|This is part of a three-part series on NECO telemedicine. Read the rest of the stories here.|
Sarah Williams, OD, assistant professor of specialty care at NECO and attending pediatric optometrist at the NECO Center for Eye Care, has looked at the research studies that show that in-office vision therapy sessions for convergence insufficiency and eye team issues are more effective than at-home sessions or stop-and-start therapy. So she was worried about her patients who had started vision therapy before the coronavirus pandemic caused cancellations of vision therapy visits.
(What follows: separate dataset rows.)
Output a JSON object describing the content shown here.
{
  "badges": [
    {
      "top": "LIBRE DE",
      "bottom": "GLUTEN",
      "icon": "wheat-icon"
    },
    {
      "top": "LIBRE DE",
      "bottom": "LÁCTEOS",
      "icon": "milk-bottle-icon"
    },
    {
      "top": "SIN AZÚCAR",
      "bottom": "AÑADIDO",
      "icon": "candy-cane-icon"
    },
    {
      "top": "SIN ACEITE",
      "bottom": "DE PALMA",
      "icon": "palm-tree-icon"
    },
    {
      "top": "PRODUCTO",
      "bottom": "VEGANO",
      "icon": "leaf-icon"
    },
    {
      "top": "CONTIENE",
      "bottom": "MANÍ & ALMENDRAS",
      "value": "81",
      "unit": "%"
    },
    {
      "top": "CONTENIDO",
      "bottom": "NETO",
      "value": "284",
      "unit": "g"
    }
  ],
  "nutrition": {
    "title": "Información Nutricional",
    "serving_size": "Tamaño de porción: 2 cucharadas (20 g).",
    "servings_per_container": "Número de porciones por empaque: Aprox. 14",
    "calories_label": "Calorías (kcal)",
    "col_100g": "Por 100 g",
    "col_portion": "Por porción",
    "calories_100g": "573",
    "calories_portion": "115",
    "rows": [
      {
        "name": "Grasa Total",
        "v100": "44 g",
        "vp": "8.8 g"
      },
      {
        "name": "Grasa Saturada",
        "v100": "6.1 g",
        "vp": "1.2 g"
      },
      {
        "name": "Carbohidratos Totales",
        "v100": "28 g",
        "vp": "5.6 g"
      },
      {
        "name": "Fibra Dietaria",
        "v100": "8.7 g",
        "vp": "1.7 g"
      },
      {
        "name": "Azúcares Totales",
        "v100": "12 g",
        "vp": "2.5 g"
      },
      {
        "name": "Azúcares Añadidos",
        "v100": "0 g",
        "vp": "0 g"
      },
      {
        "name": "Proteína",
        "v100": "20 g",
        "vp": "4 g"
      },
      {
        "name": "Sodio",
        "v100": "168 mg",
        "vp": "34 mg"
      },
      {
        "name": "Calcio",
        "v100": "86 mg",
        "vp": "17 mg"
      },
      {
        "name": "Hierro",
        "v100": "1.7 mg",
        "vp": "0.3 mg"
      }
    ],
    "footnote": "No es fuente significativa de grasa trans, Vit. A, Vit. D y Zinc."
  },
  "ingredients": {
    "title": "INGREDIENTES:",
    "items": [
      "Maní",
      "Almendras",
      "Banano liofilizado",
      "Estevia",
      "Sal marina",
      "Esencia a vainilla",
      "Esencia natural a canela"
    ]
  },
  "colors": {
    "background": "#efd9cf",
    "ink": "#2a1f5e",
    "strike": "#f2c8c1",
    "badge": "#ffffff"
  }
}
When the clinic began implementing the EyecareLive platform, Dr. Williams said her team made a decision not to start anyone new with vision therapy but they would continue seeing patients who were weeks into their regimen once a week with a 45-minute video call.
It’s been important because children—and adults working from home—began spending even more time online or with devices. “I want to encourage children and their parents that they need to keep up with their eye training or else learning could become even harder. It’s more urgent to limit near work, wherever possible,” she says,
Dr. Williams, who says the ODs in her department had attended CE sessions on telemedicine and had theories on how it could work, wasn’t using any telemedicine platform earlier. But now that she has begun to, she sees implications for the long term.
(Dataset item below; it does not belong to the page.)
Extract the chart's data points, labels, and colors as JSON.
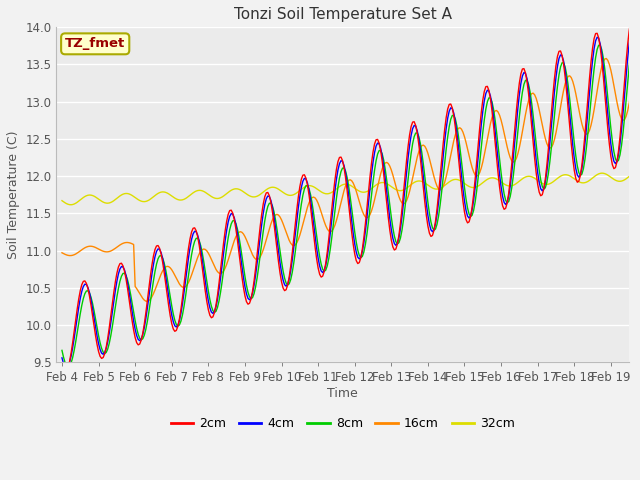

“We have a three-month waiting period to get into the vision therapy clinic,” she says. “We can’t get everyone in who wants the service, and we have patients traveling 90 minutes to get here.” Now that they have confidence that they can help patients who have the right equipment at home, they can imagine how they can help more patients. For example, patients may start their vision therapy at the college facility but after some number of weeks, hold sessions on line. Patients who live far away can use some telemedicine visits, avoiding the long drive for each session. “Seeing patients in their home environment also gives us insight into what their challenges are,” she says. “We can see why it might be difficult for them to practice depending on the noise level and distractions in the house. It’s been eye-opening.”